Für derartige besondere Gefahren aufgrund schlechter humanitärer oder wirtschaftlicher Verhältnisse ist hier nichts ersichtlich. Insbesondere kann im Falle der Kläger nicht davon ausgegangen werden, dass die schlechte wirtschaftliche Situation in Nigeria zu einem Abschiebungsverbot aufgrund schlechter humanitärer Verhältnisse führt, die im Ausnahmefall als unmenschliche oder erniedrigende Behandlung im Sinne von Art. 3 EMRK qualifiziert werden könnten. Es kann hier davon ausgegangen werden, dass die Klägerin zu 1 als gesunde arbeitsfähige Frau in der Lage sein wird, ein Existenzminimum für die Familie zu sichern, zumal sie vor der Ausreise in Nigeria ihrer Mutter geholfen hat, Früchte ein- und weiter zu verkaufen. Zudem kann davon ausgegangen werden, dass die Klägerin zu 1 und ihre 3 Kinder im Falle der Rückkehr nach Nigeria Hilfe (z.B. im Rahmen einer Unterkunftsmöglichkeit) bei der noch in Nigeria lebenden 27-jährigen Tochter finden können.

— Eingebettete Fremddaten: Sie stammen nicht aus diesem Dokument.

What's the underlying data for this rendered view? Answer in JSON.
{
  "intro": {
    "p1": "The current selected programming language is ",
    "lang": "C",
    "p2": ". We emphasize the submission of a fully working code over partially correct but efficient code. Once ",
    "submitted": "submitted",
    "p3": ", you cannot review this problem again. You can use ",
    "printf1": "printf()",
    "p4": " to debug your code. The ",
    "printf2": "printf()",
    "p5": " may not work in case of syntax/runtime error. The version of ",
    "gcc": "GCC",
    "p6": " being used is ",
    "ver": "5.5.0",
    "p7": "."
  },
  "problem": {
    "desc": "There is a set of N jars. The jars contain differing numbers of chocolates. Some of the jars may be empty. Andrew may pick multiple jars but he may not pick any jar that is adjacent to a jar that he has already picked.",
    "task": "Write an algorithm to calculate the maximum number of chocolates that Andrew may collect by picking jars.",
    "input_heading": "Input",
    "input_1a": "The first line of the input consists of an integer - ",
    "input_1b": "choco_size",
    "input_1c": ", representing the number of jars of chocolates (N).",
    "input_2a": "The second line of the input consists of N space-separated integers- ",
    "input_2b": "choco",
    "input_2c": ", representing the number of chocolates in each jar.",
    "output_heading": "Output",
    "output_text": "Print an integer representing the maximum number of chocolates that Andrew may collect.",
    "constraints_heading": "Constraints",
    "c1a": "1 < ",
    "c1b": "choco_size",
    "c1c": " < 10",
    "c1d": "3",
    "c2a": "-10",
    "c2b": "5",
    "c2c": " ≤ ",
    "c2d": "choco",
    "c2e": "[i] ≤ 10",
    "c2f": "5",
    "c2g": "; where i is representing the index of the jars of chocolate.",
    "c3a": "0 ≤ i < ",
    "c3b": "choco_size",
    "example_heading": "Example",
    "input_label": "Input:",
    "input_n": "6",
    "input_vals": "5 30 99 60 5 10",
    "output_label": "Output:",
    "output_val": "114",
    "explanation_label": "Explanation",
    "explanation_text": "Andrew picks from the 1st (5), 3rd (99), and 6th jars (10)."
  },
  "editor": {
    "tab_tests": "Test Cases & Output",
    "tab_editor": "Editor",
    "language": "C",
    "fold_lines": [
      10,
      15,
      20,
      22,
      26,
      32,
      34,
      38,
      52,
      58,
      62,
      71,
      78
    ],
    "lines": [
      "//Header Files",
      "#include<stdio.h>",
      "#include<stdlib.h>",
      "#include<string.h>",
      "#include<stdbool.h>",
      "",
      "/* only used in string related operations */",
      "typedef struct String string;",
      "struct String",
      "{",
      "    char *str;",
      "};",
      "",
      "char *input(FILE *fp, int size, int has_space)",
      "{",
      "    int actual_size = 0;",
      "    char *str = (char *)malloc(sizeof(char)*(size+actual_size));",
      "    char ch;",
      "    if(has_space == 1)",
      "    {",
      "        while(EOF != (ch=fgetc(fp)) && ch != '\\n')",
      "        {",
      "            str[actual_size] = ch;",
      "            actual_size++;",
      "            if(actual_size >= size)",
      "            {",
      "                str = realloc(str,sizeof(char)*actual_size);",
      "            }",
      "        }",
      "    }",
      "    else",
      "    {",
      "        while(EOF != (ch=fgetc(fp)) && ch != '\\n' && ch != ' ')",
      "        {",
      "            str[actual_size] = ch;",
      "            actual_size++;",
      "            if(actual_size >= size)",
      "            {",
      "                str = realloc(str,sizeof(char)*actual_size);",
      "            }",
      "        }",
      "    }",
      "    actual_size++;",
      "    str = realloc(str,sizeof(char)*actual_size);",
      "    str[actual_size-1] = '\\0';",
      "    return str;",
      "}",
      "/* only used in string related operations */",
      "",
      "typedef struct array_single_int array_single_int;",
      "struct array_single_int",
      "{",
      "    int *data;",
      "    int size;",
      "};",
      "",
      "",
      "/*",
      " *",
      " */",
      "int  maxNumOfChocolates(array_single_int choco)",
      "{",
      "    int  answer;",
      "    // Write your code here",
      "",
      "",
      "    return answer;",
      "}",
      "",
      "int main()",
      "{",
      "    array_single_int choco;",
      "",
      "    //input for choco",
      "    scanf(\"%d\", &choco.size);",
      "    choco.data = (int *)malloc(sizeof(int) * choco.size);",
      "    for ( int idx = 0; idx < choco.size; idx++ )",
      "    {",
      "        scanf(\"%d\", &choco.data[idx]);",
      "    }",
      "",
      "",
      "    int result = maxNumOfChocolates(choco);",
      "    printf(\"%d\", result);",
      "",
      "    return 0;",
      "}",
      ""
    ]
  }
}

4. Gegen die Befristung des Einreise– und Aufenthaltsverbots nach § 11 Abs. 1 AufenthG sind keine substantiierten Einwände erhoben worden und solche sind auch nicht ersichtlich.
5. Die Kostenentscheidung beruht auf § 154 Abs. 1 VwGO iV. m. § 159 VwGO. Gerichtskosten werden nicht erhoben (§ 83 b AsylG).
Die Entscheidung über die vorläufige Vollstreckbarkeit beruht auf § 167 VwGO i.V.m. §§ 708 ff ZPO.